For those physicians who want faster mobilization of their patients post-surgery and better restoration of overall function, what is the first step you would advise to create effective POPM programs?

From my point of view, it needs to start with the surgeon. The mentality with some surgeons is that they do their job and they are done. For the 20 years I have attended scientific congresses across Europe and the world, I always tell surgeons to be responsible to the long-term effects of pain therapy. This needs to be repeated again and again, which why it is good that you repeat it in this awareness campaign with EFORT and Grünenthal. The whole community of surgeons must accept this responsibility for POPM. Also, there is skepticism from anesthetists who must trust and assist surgeons to be able to have a good pain therapy. I and my colleagues published a paper in 2014 in which we found that among the surgeons we analyzed with more than 3,000 patients studied 2 years after the surgical procedure, nearly 15% of patients had chronic post-surgical pain localized on the side of the operation. This means patients are nearly five-times more likely to have chronic post-surgical pain than other complications, like infection or wound complications. These numbers make me want to say to surgeons to please focus on pain management and provide care for the problems created with these patients.

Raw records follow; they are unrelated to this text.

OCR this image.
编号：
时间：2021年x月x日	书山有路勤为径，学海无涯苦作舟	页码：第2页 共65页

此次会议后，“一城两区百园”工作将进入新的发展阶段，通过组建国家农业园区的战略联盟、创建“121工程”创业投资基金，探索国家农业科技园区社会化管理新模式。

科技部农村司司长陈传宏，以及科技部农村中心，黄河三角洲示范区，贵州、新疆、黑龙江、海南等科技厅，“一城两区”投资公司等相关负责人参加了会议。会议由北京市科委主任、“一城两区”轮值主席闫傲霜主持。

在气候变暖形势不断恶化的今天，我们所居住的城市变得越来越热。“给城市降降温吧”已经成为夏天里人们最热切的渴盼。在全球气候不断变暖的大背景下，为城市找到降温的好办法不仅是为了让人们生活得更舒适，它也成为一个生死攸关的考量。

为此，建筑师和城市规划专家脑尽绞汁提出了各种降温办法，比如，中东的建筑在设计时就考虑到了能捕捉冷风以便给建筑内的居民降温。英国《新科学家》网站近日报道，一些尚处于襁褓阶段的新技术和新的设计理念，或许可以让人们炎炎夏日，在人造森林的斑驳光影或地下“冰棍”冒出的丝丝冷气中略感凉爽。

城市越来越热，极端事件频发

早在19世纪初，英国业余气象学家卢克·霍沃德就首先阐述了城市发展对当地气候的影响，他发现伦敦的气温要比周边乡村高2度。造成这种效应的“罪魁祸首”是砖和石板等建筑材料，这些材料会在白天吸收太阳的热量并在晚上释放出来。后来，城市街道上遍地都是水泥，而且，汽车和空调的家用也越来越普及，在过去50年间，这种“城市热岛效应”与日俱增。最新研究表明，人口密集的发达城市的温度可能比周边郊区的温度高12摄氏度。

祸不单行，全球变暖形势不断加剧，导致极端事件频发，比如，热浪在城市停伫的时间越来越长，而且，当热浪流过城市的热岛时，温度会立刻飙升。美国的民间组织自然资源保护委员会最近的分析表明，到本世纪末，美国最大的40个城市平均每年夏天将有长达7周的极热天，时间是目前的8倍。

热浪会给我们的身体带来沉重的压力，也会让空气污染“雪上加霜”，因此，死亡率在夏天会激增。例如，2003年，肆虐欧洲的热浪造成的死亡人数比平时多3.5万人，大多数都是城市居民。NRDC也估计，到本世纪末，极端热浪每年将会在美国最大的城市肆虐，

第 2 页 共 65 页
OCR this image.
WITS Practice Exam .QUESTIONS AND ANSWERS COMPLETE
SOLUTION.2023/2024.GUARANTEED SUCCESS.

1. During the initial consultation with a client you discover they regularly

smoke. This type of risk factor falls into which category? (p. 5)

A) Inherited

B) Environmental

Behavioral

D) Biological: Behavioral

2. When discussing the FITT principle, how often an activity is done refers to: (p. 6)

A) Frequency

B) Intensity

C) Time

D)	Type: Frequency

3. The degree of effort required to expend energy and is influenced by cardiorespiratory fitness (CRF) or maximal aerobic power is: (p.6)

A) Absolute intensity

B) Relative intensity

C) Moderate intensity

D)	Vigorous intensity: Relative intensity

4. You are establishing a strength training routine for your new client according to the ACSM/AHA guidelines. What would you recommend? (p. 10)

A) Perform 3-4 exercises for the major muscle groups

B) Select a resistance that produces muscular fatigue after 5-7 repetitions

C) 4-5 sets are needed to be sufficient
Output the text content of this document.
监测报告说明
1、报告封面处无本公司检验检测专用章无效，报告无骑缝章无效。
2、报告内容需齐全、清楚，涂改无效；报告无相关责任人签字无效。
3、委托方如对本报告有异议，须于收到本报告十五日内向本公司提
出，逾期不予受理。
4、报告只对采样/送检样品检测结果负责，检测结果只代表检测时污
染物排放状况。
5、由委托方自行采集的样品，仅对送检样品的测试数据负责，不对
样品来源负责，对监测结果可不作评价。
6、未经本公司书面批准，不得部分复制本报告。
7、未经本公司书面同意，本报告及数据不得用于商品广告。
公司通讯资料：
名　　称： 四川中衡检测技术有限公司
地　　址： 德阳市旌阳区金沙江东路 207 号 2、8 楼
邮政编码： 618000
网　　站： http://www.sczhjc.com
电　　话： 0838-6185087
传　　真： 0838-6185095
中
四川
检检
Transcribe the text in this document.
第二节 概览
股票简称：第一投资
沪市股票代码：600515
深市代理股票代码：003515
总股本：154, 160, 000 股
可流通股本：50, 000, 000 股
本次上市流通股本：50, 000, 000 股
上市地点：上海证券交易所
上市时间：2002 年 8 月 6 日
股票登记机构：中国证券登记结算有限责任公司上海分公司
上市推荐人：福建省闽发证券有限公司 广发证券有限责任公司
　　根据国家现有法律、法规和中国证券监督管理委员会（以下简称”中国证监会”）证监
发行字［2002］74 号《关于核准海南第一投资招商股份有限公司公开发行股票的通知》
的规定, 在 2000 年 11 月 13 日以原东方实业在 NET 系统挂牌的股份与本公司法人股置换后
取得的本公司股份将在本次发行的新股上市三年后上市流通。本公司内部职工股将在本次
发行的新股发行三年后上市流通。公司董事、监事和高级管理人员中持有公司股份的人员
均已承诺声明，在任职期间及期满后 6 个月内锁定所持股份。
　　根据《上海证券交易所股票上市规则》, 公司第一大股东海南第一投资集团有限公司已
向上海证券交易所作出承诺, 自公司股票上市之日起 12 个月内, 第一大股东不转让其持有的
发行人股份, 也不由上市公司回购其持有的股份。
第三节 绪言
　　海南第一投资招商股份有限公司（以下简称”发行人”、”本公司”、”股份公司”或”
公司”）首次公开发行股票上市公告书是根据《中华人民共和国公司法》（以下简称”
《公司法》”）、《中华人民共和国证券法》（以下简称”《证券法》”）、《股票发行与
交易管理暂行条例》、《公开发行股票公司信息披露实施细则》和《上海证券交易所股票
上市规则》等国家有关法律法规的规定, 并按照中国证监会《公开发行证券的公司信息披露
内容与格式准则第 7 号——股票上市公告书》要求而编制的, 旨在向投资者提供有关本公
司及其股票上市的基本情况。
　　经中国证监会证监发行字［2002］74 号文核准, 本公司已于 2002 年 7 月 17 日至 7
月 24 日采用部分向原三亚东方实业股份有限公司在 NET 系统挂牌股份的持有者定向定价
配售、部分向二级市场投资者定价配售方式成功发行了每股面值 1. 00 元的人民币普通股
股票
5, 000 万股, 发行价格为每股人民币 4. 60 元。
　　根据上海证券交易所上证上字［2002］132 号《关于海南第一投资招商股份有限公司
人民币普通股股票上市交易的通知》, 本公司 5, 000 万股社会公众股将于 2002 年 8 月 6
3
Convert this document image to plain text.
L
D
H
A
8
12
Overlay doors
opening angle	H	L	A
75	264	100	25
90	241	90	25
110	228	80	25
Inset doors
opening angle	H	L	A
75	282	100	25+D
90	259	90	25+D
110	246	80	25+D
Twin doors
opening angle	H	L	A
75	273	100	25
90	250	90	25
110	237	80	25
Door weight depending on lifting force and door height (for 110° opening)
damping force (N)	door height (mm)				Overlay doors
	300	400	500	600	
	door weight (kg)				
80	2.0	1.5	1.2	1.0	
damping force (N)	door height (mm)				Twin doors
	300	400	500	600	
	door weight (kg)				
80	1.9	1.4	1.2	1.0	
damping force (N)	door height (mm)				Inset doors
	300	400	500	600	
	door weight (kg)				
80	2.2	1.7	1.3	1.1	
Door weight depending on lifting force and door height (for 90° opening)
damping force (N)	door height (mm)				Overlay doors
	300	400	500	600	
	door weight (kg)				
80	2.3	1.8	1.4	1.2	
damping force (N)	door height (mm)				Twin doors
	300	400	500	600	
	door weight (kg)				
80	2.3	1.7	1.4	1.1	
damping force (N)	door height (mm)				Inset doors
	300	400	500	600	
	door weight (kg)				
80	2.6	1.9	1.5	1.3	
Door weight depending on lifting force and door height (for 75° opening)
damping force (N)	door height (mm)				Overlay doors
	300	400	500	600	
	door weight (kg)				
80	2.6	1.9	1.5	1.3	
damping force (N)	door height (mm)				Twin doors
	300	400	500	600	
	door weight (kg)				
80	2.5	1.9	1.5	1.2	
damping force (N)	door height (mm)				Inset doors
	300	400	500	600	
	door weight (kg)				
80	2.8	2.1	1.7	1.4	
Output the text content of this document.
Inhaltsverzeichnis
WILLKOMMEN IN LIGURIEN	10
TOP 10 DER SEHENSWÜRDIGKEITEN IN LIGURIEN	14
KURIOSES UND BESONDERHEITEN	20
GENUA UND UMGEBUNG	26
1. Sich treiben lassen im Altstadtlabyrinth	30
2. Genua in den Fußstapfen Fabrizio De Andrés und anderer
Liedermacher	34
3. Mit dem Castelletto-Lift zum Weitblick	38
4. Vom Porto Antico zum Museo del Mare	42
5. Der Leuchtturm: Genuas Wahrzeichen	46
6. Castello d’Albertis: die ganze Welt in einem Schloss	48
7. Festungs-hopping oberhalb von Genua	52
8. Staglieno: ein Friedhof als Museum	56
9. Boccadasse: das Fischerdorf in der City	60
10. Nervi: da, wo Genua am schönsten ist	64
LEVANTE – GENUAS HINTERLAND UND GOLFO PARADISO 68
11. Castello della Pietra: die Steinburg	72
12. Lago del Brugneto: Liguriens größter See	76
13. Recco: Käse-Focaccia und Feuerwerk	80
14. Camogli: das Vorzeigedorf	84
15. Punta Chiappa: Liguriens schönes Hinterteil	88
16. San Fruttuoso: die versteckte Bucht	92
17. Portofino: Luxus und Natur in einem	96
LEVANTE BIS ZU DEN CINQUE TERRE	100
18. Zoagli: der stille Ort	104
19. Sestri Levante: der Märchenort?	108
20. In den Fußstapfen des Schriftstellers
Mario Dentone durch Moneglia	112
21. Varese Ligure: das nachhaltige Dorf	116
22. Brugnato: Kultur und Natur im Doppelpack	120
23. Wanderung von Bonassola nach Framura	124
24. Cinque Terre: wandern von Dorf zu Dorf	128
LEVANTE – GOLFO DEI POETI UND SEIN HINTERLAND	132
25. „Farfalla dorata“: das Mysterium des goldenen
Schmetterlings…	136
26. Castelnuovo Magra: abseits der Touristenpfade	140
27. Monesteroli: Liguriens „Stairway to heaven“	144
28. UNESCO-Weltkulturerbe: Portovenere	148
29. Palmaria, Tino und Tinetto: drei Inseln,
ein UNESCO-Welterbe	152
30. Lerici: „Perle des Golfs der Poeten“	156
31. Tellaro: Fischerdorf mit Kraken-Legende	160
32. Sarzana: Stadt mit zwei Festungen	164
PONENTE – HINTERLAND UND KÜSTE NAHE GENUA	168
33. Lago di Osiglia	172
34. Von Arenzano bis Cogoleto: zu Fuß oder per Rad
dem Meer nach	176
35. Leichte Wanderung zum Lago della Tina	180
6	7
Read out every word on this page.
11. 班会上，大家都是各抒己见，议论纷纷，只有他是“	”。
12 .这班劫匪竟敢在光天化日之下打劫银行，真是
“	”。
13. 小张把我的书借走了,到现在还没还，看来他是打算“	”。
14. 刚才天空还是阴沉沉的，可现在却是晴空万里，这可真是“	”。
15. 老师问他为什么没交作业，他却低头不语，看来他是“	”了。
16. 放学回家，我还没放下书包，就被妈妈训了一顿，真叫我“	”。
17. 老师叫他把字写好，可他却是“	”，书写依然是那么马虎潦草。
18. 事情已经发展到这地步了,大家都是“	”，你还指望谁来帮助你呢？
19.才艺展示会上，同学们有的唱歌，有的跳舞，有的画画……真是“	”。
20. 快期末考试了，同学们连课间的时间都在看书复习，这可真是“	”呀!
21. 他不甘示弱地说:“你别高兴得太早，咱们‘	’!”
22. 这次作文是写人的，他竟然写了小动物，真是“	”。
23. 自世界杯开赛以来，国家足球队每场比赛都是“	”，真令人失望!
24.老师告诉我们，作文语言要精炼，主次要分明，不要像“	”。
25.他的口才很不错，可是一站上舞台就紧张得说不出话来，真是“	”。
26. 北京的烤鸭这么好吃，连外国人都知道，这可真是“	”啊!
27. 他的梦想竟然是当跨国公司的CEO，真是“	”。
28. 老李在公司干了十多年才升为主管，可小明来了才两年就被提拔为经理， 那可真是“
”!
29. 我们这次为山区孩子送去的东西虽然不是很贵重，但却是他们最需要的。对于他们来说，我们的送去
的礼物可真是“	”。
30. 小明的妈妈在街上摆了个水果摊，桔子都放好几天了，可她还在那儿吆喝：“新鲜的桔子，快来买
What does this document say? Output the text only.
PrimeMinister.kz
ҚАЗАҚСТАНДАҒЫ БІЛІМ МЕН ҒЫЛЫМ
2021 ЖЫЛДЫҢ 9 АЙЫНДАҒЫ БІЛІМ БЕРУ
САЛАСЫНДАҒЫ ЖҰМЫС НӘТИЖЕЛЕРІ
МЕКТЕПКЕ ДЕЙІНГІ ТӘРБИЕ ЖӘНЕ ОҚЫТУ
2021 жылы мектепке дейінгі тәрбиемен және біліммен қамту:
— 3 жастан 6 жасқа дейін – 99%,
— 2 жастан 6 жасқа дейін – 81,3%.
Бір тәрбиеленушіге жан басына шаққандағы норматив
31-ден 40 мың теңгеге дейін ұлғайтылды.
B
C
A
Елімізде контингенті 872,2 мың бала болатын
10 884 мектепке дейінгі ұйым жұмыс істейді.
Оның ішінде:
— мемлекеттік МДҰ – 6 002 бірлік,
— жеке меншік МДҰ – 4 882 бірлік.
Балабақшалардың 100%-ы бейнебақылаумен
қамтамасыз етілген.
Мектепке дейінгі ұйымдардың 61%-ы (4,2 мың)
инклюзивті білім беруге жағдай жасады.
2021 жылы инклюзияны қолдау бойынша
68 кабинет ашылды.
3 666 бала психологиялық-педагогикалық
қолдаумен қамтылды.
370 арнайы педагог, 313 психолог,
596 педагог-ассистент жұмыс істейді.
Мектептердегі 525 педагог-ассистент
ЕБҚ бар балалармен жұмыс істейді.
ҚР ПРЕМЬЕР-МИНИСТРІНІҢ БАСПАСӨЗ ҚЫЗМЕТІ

We are now developing screening tools with the goal to identify those patients susceptible to chronic pain and who might require some special pain therapy combinations to reduce complications afterward. This is still under development but is a point to be analyzed in the coming years. In the meantime, it is important to repeat that surgeons should focus on pain management together with restoring function and mobility in their patients for better long-term patient outcomes.